LoRA (Hu et al., 2021) exploits the fact that weight updates during fine-tuning are usually low-rank. Instead of updating billions of base-model parameters, you add two small matrices A and B (rank 8-64) whose product approximates the update. Base model stays frozen; only A and B train.
Result: an adapter that's < 1% the size of the base model, trainable on a single consumer GPU, swappable at inference time. You can host one base model and dozens of LoRAs for different tasks. QLoRA combines LoRA with 4-bit quantization for even smaller memory footprint.
Example Prompt
# Hugging Face + PEFT: train a LoRA adapter
from peft import LoraConfig, get_peft_model
lora_cfg = LoraConfig(
r=16, # rank
lora_alpha=32,
target_modules=["q_proj", "v_proj"],
lora_dropout=0.05,
)
model = get_peft_model(base_model, lora_cfg)

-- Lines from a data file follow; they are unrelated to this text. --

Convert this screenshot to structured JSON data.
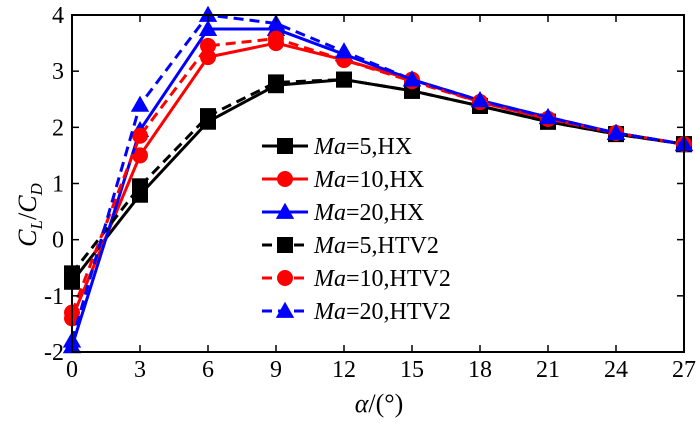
{
  "chart_data": {
    "type": "line",
    "x": [
      0,
      3,
      6,
      9,
      12,
      15,
      18,
      21,
      24,
      27
    ],
    "xlim": [
      0,
      27
    ],
    "ylim": [
      -2,
      4
    ],
    "xticks": [
      "0",
      "3",
      "6",
      "9",
      "12",
      "15",
      "18",
      "21",
      "24",
      "27"
    ],
    "yticks": [
      "-2",
      "-1",
      "0",
      "1",
      "2",
      "3",
      "4"
    ],
    "xlabel": {
      "symbol": "α",
      "unit": "/(°)"
    },
    "ylabel": {
      "c": "C",
      "l": "L",
      "slash": "/",
      "d": "D"
    },
    "legend_position": "center",
    "series": [
      {
        "ma": "Ma",
        "rest": "=5,HX",
        "color": "#000000",
        "dash": "solid",
        "marker": "square",
        "values": [
          -0.75,
          0.8,
          2.1,
          2.75,
          2.85,
          2.65,
          2.38,
          2.1,
          1.88,
          1.7
        ]
      },
      {
        "ma": "Ma",
        "rest": "=10,HX",
        "color": "#ff0000",
        "dash": "solid",
        "marker": "circle",
        "values": [
          -1.4,
          1.5,
          3.25,
          3.5,
          3.2,
          2.85,
          2.45,
          2.15,
          1.9,
          1.7
        ]
      },
      {
        "ma": "Ma",
        "rest": "=20,HX",
        "color": "#0000ff",
        "dash": "solid",
        "marker": "triangle",
        "values": [
          -1.9,
          1.95,
          3.75,
          3.75,
          3.3,
          2.85,
          2.48,
          2.18,
          1.9,
          1.7
        ]
      },
      {
        "ma": "Ma",
        "rest": "=5,HTV2",
        "color": "#000000",
        "dash": "dashed",
        "marker": "square",
        "values": [
          -0.6,
          0.95,
          2.2,
          2.8,
          2.85,
          2.65,
          2.38,
          2.1,
          1.88,
          1.7
        ]
      },
      {
        "ma": "Ma",
        "rest": "=10,HTV2",
        "color": "#ff0000",
        "dash": "dashed",
        "marker": "circle",
        "values": [
          -1.3,
          1.85,
          3.45,
          3.58,
          3.2,
          2.82,
          2.45,
          2.15,
          1.9,
          1.7
        ]
      },
      {
        "ma": "Ma",
        "rest": "=20,HTV2",
        "color": "#0000ff",
        "dash": "dashed",
        "marker": "triangle",
        "values": [
          -1.8,
          2.4,
          4.0,
          3.85,
          3.35,
          2.85,
          2.48,
          2.18,
          1.9,
          1.7
        ]
      }
    ]
  }
}
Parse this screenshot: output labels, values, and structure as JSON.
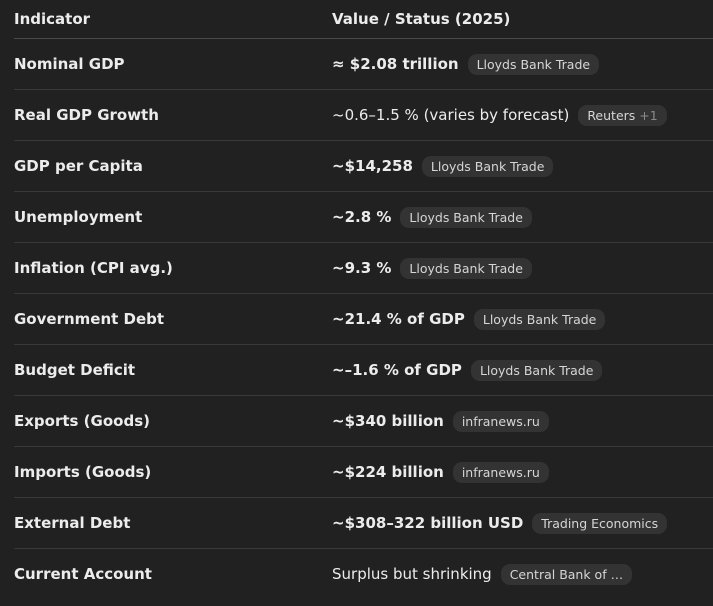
{
  "header": {
    "col1": "Indicator",
    "col2": "Value / Status (2025)"
  },
  "rows": [
    {
      "indicator": "Nominal GDP",
      "value": "≈ $2.08 trillion",
      "source": "Lloyds Bank Trade",
      "extra": ""
    },
    {
      "indicator": "Real GDP Growth",
      "value": "~0.6–1.5 % (varies by forecast)",
      "source": "Reuters",
      "extra": "+1"
    },
    {
      "indicator": "GDP per Capita",
      "value": "~$14,258",
      "source": "Lloyds Bank Trade",
      "extra": ""
    },
    {
      "indicator": "Unemployment",
      "value": "~2.8 %",
      "source": "Lloyds Bank Trade",
      "extra": ""
    },
    {
      "indicator": "Inflation (CPI avg.)",
      "value": "~9.3 %",
      "source": "Lloyds Bank Trade",
      "extra": ""
    },
    {
      "indicator": "Government Debt",
      "value": "~21.4 % of GDP",
      "source": "Lloyds Bank Trade",
      "extra": ""
    },
    {
      "indicator": "Budget Deficit",
      "value": "~–1.6 % of GDP",
      "source": "Lloyds Bank Trade",
      "extra": ""
    },
    {
      "indicator": "Exports (Goods)",
      "value": "~$340 billion",
      "source": "infranews.ru",
      "extra": ""
    },
    {
      "indicator": "Imports (Goods)",
      "value": "~$224 billion",
      "source": "infranews.ru",
      "extra": ""
    },
    {
      "indicator": "External Debt",
      "value": "~$308–322 billion USD",
      "source": "Trading Economics",
      "extra": ""
    },
    {
      "indicator": "Current Account",
      "value": "Surplus but shrinking",
      "source": "Central Bank of …",
      "extra": ""
    }
  ]
}
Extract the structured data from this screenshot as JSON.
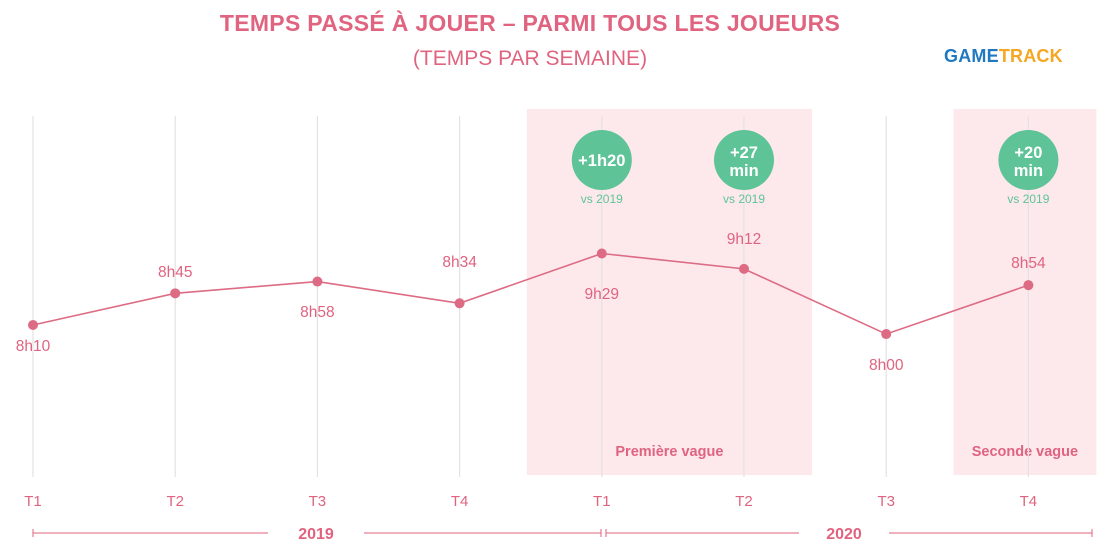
{
  "header": {
    "title": "TEMPS PASSÉ À JOUER – PARMI TOUS LES JOUEURS",
    "subtitle": "(TEMPS PAR SEMAINE)",
    "logo_part1": "GAME",
    "logo_part2": "TRACK"
  },
  "colors": {
    "accent": "#e0637f",
    "line": "#dd6b83",
    "badge": "#5ec497",
    "highlight": "#fde8ec",
    "grid": "#e3e3e3",
    "logo_blue": "#1f78c1",
    "logo_orange": "#f5a623"
  },
  "chart_data": {
    "type": "line",
    "categories": [
      "T1",
      "T2",
      "T3",
      "T4",
      "T1",
      "T2",
      "T3",
      "T4"
    ],
    "values": [
      490,
      525,
      538,
      514,
      569,
      552,
      480,
      534
    ],
    "value_labels": [
      "8h10",
      "8h45",
      "8h58",
      "8h34",
      "9h29",
      "9h12",
      "8h00",
      "8h54"
    ],
    "years": [
      {
        "label": "2019",
        "from": 0,
        "to": 3
      },
      {
        "label": "2020",
        "from": 4,
        "to": 7
      }
    ],
    "highlights": [
      {
        "label": "Première vague",
        "from": 4,
        "to": 5
      },
      {
        "label": "Seconde vague",
        "from": 7,
        "to": 7
      }
    ],
    "badges": [
      {
        "index": 4,
        "line1": "+1h20",
        "line2": "",
        "note": "vs 2019"
      },
      {
        "index": 5,
        "line1": "+27",
        "line2": "min",
        "note": "vs 2019"
      },
      {
        "index": 7,
        "line1": "+20",
        "line2": "min",
        "note": "vs 2019"
      }
    ],
    "grid": true,
    "legend": "none"
  }
}
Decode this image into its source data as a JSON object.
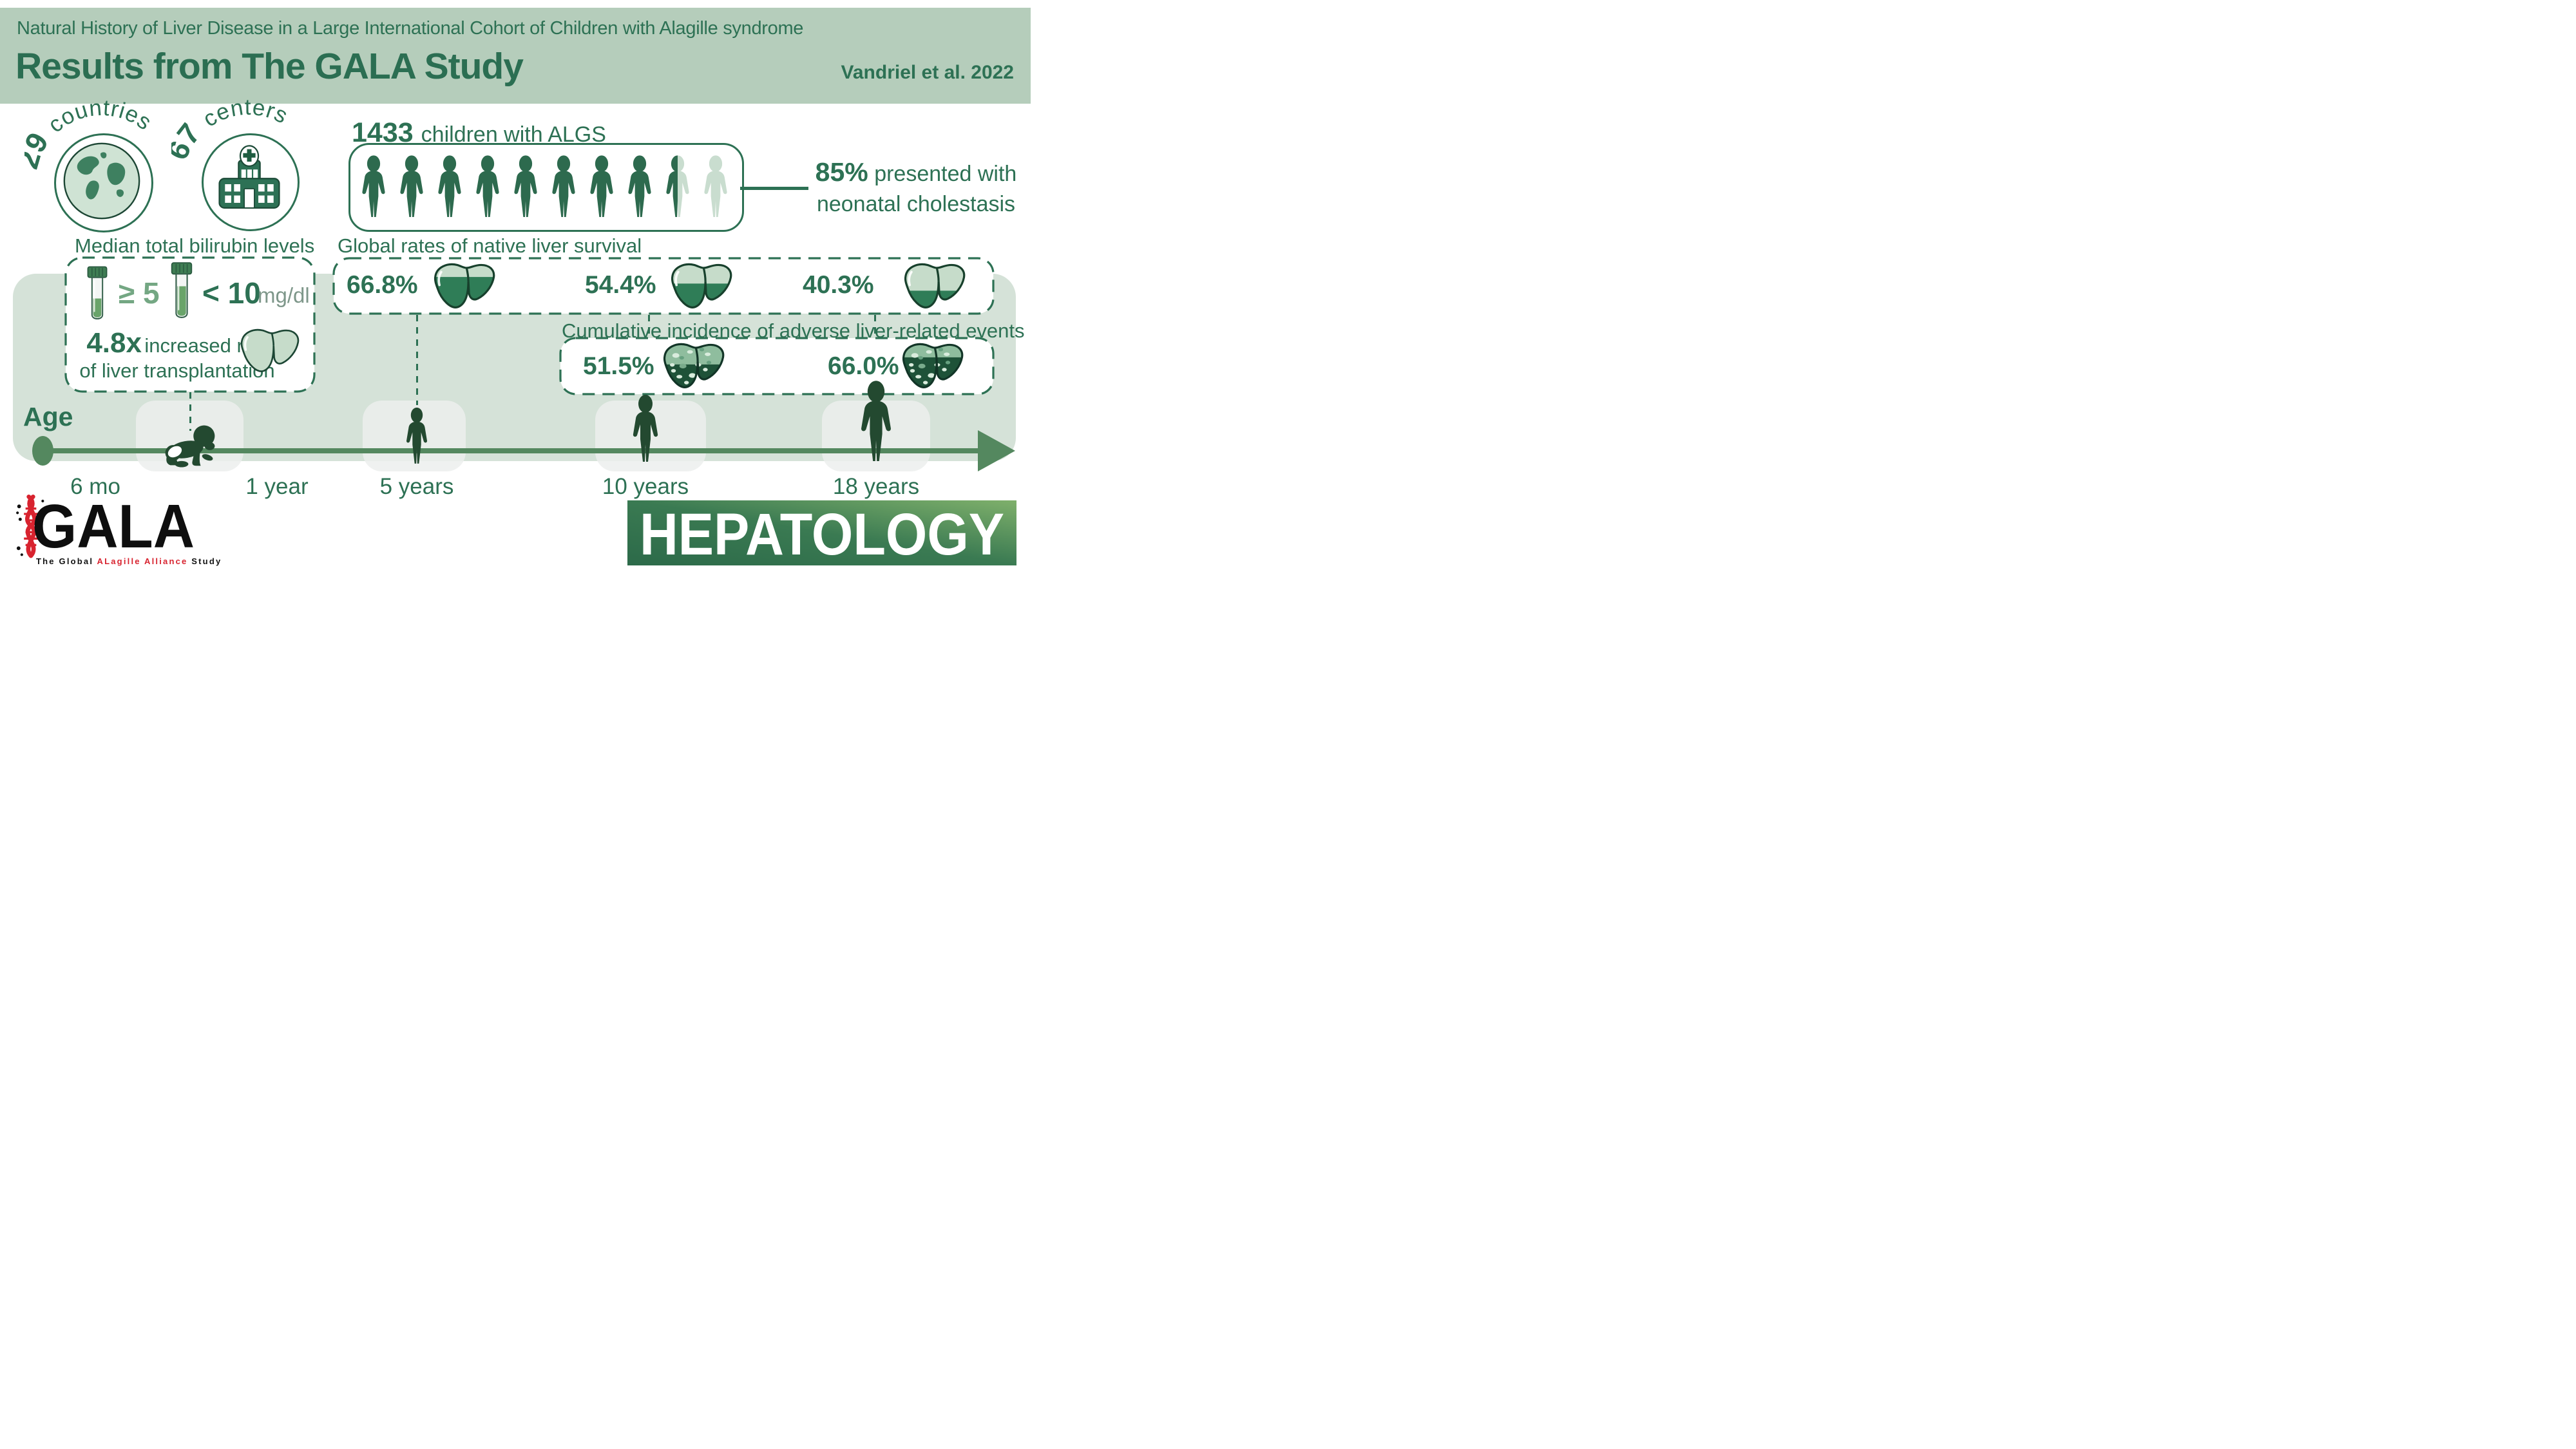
{
  "header": {
    "kicker": "Natural History of Liver Disease in a Large International Cohort of Children with Alagille syndrome",
    "title": "Results from The GALA Study",
    "citation": "Vandriel et al. 2022"
  },
  "stats": {
    "countries": {
      "value": "29",
      "label": "countries"
    },
    "centers": {
      "value": "67",
      "label": "centers"
    },
    "cohort": {
      "value": "1433",
      "label": "children with ALGS"
    },
    "cholestasis": {
      "value": "85%",
      "rest": "presented with",
      "line2": "neonatal cholestasis"
    }
  },
  "bilirubin": {
    "title": "Median total bilirubin levels",
    "ge": "≥ 5",
    "lt": "< 10",
    "unit": "mg/dl",
    "risk_value": "4.8x",
    "risk_rest": "increased risk",
    "risk_line2": "of liver transplantation"
  },
  "survival": {
    "title": "Global rates of native liver survival",
    "items": [
      {
        "value": "66.8%",
        "fill": 0.67
      },
      {
        "value": "54.4%",
        "fill": 0.54
      },
      {
        "value": "40.3%",
        "fill": 0.4
      }
    ]
  },
  "adverse": {
    "title": "Cumulative incidence of adverse liver-related events",
    "items": [
      {
        "value": "51.5%",
        "fill": 0.52
      },
      {
        "value": "66.0%",
        "fill": 0.66
      }
    ]
  },
  "timeline": {
    "age_label": "Age",
    "ticks": [
      "6 mo",
      "1 year",
      "5 years",
      "10 years",
      "18 years"
    ]
  },
  "footer": {
    "logo": {
      "acronym": "GALA",
      "tagline_pre": "The Global ",
      "tagline_highlight": "ALagille Alliance",
      "tagline_post": " Study"
    },
    "journal": "HEPATOLOGY"
  },
  "colors": {
    "accent": "#2d7154",
    "header_band": "#b5cdbb",
    "timeline_band": "#d5e2d8",
    "line_green": "#54885f",
    "silhouette": "#234930",
    "liver_light": "#c6dcca",
    "liver_dark": "#2f7d57",
    "logo_red": "#d8232f",
    "journal_gradient": [
      "#2c6a49",
      "#7fb06b"
    ]
  }
}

# Only LoRA params train. Base model stays frozen.
model.print_trainable_parameters()
# "trainable params: 8M || all params: 7B || trainable%: 0.11%"When to use it
- Fine-tuning an open-weight model on consumer GPUs
- Hosting many task-specific variants off one base (cheap multi-tenancy)
- Experimenting with fine-tuning before committing to full training
When NOT to use it
- Using a closed-weight model -- you can't LoRA what you can't access
- The task needs representations the base model fundamentally lacks (full fine-tuning or a different base)